Councillors slam mobile library
CLARENCE Valley councillors have turned their sights onto the mobile library service, claiming the $148,000 service did not provide value for money.
At Tuesday's Clarence Valley Council environment, planning and community meeting, councillors discussed a proposal to reduce costs of the service by using a smaller vehicle and reducing the number of stops it made to its users in outlying areas of the Valley.
Cr Arthur Lysaught was critical of the costs of the service, considering so many now had access to the "digital highway".
He said spending $148,000 on the 1200 to 1250 mobile library members came in at around $30 a visit and asked if council had done due diligence on the service.
He was also worried proposed cuts to the service would drive down the number of members and increase the cost per member to $50 a visit.
The director of environment, planning and community Des Schroder said the smaller vehicle, and reduced stops would bring the cost per visit to around $20.
He said the vehicle would cost about $100,000 a year to run and the purchase price would be covered by a grant for mobile library services from the State Government.
Cr Andrew Baker said he would like to see figures without the proposed cuts in the number of stops, but suspected the council would have to "join up to reality".
"When we go with this $30 a visit and then go off to one of the swimming pools and say we cannot afford you at $27 a visit," he said.
"They'll say we don't go to the library, but we want our $27 a visit swimming pool."

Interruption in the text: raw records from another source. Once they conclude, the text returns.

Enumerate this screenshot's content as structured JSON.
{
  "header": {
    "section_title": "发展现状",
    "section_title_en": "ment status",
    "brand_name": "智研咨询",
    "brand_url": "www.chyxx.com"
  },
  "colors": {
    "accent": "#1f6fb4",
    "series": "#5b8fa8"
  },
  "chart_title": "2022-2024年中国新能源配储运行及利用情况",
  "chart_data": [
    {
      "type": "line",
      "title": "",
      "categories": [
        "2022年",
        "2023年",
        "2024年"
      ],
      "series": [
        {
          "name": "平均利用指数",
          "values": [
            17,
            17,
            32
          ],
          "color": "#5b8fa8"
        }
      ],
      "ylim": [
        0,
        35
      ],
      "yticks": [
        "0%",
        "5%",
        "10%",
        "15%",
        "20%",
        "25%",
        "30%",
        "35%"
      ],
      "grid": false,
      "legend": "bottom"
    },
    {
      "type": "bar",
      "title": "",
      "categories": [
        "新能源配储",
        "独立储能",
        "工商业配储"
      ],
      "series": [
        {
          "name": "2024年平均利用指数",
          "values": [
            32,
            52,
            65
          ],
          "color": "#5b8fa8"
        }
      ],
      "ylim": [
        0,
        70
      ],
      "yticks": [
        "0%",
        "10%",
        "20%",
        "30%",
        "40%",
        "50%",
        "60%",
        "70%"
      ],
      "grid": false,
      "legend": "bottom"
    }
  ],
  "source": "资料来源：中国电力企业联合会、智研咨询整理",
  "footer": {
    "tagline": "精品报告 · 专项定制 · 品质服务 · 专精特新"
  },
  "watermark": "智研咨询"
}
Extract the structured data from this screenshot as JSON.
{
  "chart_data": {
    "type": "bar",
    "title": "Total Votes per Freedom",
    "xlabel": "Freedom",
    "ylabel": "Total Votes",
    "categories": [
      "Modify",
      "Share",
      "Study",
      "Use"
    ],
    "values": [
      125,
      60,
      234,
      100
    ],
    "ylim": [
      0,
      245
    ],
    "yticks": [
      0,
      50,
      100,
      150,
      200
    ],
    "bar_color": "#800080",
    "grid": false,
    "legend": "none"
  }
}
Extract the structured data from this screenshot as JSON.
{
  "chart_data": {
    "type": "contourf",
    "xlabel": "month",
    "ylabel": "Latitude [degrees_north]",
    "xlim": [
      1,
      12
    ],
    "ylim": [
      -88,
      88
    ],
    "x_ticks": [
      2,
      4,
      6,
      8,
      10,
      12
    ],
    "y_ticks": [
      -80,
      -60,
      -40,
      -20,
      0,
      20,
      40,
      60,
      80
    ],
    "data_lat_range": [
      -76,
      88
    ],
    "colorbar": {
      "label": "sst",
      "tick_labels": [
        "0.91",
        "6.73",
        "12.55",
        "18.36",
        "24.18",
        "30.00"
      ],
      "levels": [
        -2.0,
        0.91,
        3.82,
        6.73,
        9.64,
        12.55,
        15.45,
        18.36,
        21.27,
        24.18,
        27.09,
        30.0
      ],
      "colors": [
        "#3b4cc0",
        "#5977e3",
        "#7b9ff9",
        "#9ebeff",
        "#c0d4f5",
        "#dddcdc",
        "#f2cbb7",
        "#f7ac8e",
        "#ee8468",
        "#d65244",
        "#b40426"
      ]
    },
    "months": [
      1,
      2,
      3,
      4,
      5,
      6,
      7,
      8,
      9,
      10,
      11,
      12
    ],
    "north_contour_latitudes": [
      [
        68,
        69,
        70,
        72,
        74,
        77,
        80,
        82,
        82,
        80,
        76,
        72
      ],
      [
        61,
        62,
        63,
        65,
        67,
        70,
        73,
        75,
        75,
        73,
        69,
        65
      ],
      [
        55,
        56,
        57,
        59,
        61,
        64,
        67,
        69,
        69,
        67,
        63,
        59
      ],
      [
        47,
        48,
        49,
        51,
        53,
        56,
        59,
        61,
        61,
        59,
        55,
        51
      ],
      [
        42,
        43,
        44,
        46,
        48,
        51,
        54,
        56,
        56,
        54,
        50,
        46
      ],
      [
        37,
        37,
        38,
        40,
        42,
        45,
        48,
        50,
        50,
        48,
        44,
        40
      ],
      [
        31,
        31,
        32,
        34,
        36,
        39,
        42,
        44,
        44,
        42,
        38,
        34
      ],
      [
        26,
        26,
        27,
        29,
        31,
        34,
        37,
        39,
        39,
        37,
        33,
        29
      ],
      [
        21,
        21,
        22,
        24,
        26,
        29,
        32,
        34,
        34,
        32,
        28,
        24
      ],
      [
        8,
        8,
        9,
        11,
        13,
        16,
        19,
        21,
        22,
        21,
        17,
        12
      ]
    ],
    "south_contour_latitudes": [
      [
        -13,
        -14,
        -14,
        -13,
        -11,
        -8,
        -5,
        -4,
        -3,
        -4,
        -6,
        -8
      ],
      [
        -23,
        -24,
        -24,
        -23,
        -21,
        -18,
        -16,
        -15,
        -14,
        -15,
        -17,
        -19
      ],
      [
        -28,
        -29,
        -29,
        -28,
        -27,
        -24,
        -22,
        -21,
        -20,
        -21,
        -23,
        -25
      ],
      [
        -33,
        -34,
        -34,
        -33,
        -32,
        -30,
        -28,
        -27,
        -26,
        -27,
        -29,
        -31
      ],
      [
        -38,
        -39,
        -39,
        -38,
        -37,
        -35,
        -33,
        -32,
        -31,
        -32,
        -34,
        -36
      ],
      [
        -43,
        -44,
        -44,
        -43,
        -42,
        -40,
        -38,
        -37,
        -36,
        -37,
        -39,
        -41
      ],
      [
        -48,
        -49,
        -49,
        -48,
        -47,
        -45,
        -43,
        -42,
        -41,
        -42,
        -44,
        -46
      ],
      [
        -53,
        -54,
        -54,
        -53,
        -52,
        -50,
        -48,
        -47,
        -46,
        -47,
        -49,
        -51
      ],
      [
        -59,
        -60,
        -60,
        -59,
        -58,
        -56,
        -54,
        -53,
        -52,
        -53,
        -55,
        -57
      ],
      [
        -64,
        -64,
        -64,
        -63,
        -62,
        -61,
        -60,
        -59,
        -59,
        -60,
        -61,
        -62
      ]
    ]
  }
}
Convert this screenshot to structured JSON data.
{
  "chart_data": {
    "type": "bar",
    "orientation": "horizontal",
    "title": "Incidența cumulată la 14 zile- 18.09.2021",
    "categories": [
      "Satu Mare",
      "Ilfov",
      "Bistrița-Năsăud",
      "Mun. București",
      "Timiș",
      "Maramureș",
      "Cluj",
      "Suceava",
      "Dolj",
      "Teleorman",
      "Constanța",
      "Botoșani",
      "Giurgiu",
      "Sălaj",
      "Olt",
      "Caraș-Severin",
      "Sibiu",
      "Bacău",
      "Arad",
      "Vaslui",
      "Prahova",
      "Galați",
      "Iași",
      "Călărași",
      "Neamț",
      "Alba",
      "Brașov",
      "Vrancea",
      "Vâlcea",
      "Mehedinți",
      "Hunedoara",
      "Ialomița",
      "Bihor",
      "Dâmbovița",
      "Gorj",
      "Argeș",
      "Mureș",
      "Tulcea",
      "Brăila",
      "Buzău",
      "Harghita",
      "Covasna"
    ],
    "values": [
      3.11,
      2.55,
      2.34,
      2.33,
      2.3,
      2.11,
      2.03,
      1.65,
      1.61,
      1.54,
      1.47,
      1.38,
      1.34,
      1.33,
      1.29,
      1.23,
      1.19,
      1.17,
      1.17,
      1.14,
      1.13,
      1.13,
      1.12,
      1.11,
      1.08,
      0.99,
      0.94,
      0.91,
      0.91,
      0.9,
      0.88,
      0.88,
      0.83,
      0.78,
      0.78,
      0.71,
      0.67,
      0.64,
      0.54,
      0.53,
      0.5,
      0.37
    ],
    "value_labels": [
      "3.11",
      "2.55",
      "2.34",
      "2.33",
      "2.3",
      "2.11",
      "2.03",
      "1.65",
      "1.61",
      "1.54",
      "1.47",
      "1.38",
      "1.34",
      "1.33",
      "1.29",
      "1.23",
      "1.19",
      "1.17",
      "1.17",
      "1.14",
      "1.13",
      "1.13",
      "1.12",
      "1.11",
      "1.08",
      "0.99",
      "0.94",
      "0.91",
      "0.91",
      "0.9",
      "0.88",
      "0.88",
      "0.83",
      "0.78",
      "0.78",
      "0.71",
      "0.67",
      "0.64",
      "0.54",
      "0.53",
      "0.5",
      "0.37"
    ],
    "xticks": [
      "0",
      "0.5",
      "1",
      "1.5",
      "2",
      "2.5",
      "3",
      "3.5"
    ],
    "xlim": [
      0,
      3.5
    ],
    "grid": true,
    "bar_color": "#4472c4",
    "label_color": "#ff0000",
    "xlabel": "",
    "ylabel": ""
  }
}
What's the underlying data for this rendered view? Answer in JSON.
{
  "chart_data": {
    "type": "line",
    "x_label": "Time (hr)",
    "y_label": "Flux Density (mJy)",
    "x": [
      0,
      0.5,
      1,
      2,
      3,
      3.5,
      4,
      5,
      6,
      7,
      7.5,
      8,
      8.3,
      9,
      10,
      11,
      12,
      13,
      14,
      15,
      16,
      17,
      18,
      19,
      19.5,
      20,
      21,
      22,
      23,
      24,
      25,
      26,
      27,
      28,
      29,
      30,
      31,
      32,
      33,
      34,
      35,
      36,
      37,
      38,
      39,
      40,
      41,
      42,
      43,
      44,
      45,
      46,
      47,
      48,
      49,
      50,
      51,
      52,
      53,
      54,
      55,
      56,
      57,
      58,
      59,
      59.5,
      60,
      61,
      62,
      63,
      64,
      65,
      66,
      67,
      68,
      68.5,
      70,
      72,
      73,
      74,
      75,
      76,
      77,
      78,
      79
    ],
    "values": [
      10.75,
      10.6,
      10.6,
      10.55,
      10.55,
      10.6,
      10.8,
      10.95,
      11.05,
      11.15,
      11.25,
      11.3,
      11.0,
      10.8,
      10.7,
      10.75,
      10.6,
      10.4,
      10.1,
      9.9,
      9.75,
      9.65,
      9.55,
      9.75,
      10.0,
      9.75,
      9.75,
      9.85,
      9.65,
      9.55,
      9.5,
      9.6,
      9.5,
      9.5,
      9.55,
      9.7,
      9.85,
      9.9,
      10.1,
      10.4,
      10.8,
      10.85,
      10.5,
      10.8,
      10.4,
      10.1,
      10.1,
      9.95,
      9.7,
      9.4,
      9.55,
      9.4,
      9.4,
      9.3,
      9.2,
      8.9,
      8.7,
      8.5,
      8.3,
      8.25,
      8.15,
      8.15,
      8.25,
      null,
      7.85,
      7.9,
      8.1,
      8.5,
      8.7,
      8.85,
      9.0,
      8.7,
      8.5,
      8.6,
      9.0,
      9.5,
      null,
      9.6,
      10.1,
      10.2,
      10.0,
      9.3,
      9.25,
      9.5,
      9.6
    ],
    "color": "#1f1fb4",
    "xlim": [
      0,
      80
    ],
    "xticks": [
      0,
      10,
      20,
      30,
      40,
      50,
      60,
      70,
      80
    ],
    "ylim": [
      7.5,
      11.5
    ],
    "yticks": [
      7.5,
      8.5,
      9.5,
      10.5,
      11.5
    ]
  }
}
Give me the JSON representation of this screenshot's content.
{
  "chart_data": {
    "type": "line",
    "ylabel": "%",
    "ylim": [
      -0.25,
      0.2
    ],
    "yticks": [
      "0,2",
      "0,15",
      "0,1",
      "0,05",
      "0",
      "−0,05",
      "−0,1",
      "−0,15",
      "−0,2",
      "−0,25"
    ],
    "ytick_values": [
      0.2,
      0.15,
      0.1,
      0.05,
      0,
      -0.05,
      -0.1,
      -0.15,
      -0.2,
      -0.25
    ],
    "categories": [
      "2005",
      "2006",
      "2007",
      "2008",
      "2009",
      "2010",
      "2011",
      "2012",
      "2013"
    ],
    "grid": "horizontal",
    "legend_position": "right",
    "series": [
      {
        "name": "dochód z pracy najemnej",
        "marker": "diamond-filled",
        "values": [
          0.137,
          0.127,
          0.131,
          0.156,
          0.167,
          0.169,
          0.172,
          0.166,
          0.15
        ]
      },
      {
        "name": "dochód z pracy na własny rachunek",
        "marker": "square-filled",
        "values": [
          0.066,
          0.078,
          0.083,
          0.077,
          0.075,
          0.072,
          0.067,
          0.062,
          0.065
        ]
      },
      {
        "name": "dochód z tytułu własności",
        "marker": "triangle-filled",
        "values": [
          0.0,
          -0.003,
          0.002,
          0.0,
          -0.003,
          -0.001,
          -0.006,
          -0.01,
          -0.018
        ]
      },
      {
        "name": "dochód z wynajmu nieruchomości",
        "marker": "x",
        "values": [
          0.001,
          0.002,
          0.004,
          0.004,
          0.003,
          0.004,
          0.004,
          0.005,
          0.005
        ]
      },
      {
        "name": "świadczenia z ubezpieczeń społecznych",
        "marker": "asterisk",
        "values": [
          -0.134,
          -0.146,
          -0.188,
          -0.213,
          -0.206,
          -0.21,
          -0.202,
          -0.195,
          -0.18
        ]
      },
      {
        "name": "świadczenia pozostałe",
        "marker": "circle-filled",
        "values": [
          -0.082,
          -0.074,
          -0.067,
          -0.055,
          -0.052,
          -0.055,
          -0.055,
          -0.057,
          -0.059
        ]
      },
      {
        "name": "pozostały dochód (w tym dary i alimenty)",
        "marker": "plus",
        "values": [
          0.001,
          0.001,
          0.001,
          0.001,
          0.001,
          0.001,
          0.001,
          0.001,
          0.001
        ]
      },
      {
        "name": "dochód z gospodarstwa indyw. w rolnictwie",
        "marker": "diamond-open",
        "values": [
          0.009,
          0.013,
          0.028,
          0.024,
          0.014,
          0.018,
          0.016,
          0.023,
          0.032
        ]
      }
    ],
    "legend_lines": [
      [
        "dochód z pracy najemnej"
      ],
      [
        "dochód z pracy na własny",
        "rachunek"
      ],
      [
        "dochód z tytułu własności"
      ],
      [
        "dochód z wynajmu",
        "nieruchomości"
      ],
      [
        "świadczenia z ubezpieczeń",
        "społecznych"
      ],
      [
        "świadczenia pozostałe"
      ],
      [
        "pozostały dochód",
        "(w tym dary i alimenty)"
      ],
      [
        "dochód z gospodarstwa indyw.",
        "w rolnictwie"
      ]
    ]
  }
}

The Mayor, Richie Williamson, said the reduction of the library service was shaping as one of the tough decisions that had to be made.
But he pointed out for many of the mobile library service members, this was the only contact they ever had with the council.
"Some of those communities - not all of them certainly - would not see a great deal of interaction with council in some areas," he said.
"They deserve to have at least some service level provided through the mobile library service."
He said the reduction in the number of stops was justifiable and used the experience of his home town of Coutts Crossing as an example.
"The truck stops at the pre-school and then goes to the hall, which is literally across the road, then it drives up to the school hall 700m away. One stop would cater for all of those."